The core reduction comes from diverting organic fractions into controlled dry digestion rather than open dumps or unmanaged landfills. We baseline against typical open-dump behavior and then account for captured gas routed to CBG instead of venting. On-site, we monitor for fugitive emissions and verify the integrity of enclosed systems; third-party checks add credibility. It’s a practical climate win aligned to the plant’s zero-discharge ethos.
Looking beyond Nagpur, what parts of this model can be replicated in other Indian cities with mixed waste? Describe the must-have preconditions, the step-by-step rollout playbook, and any pitfalls from your pilot and commissioning that others should avoid.
The replicable core is dry digestion matched to unsegregated waste, a zero-tipping-fee business model, and automation that tames variability.
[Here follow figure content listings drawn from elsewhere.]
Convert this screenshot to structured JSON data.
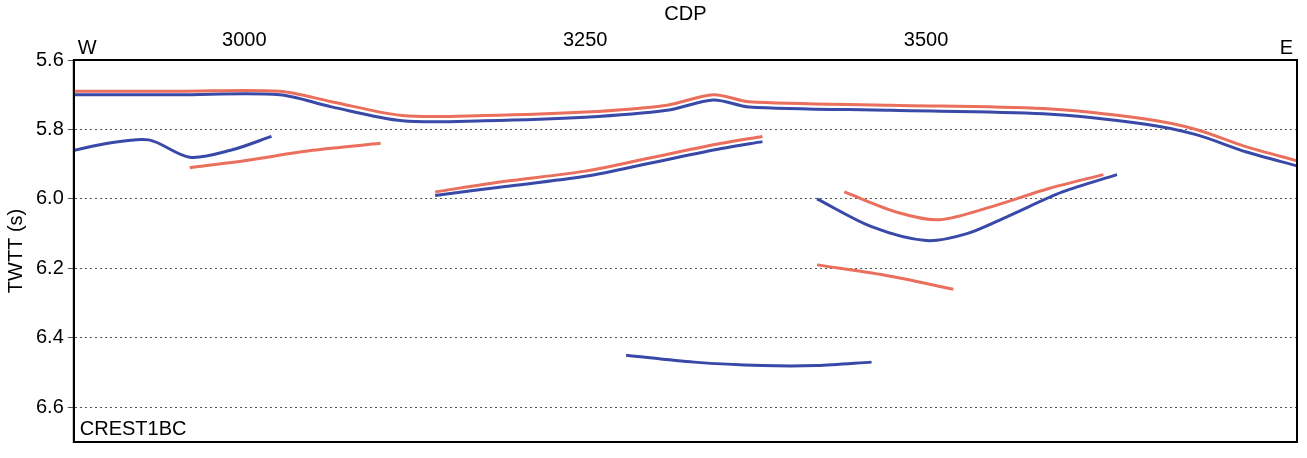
{
  "chart_data": {
    "type": "line",
    "x_label": "CDP",
    "y_label": "TWTT (s)",
    "xlim": [
      2875,
      3772
    ],
    "xticks": [
      3000,
      3250,
      3500
    ],
    "ylim": [
      5.6,
      6.7
    ],
    "yticks": [
      5.6,
      5.8,
      {
        "value": 6,
        "label": "6.0"
      },
      6.2,
      6.4,
      6.6
    ],
    "grid": "y",
    "annotations": [
      {
        "text": "W",
        "position": "top-left"
      },
      {
        "text": "E",
        "position": "top-right"
      },
      {
        "text": "CREST1BC",
        "position": "bottom-left"
      }
    ],
    "series": [
      {
        "color": "#ea6f5d",
        "x": [
          2875,
          2952,
          3026,
          3064,
          3116,
          3176,
          3250,
          3310,
          3344,
          3370,
          3474,
          3586,
          3661,
          3698,
          3735,
          3772
        ],
        "values": [
          5.69,
          5.69,
          5.69,
          5.72,
          5.76,
          5.76,
          5.75,
          5.73,
          5.7,
          5.72,
          5.73,
          5.74,
          5.77,
          5.8,
          5.85,
          5.89
        ]
      },
      {
        "color": "#3949a8",
        "x": [
          2875,
          2952,
          3026,
          3064,
          3116,
          3176,
          3250,
          3310,
          3344,
          3370,
          3474,
          3586,
          3661,
          3698,
          3735,
          3772
        ],
        "values": [
          5.7,
          5.7,
          5.7,
          5.735,
          5.775,
          5.775,
          5.765,
          5.745,
          5.715,
          5.735,
          5.745,
          5.755,
          5.785,
          5.815,
          5.865,
          5.905
        ]
      },
      {
        "color": "#ea6f5d",
        "x": [
          3140,
          3190,
          3250,
          3300,
          3350,
          3380
        ],
        "values": [
          5.98,
          5.95,
          5.92,
          5.88,
          5.84,
          5.82
        ]
      },
      {
        "color": "#3949a8",
        "x": [
          3140,
          3190,
          3250,
          3300,
          3350,
          3380
        ],
        "values": [
          5.99,
          5.965,
          5.935,
          5.895,
          5.855,
          5.835
        ]
      },
      {
        "color": "#3949a8",
        "x": [
          3420,
          3460,
          3500,
          3530,
          3560,
          3600,
          3640
        ],
        "values": [
          6.0,
          6.08,
          6.12,
          6.1,
          6.05,
          5.98,
          5.93
        ]
      },
      {
        "color": "#ea6f5d",
        "x": [
          3440,
          3480,
          3510,
          3550,
          3590,
          3630
        ],
        "values": [
          5.98,
          6.04,
          6.06,
          6.02,
          5.97,
          5.93
        ]
      },
      {
        "color": "#3949a8",
        "x": [
          2875,
          2900,
          2930,
          2960,
          2990,
          3020
        ],
        "values": [
          5.86,
          5.84,
          5.83,
          5.88,
          5.86,
          5.82
        ]
      },
      {
        "color": "#ea6f5d",
        "x": [
          2960,
          3000,
          3050,
          3100
        ],
        "values": [
          5.91,
          5.89,
          5.86,
          5.84
        ]
      },
      {
        "color": "#3949a8",
        "x": [
          3280,
          3330,
          3380,
          3420,
          3460
        ],
        "values": [
          6.45,
          6.47,
          6.48,
          6.48,
          6.47
        ]
      },
      {
        "color": "#ea6f5d",
        "x": [
          3420,
          3470,
          3520
        ],
        "values": [
          6.19,
          6.22,
          6.26
        ]
      }
    ]
  }
}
Preconditions include access to a site with community buy-in, a pathway to offtake CBG and 400-tonne-scale RDF equivalents, and a municipal partner ready for royalty-aligned contracts. The rollout playbook mirrors Nagpur: pilot on actual mixed waste, then scale with tunnel-based batches and staged commissioning. The biggest pitfall to avoid is skipping the pilot—our December 2024 run de-risked everything from moisture management to impurities and made March 2026 a realistic target.
Do you have any advice for our readers?
Start with the waste you actually have, not the waste you wish you had—Nagpur’s success is built on designing for mixed, high-moisture realities. Insist on a real-world pilot like the December 2024 unit before you pour concrete, and carry those lessons into automation and operating envelopes. Align economics with performance—zero tipping fee and municipal royalty created the right behaviors here. Finally, treat commissioning as a learning journey; three disciplined phases will save you months and help you keep promises to the city.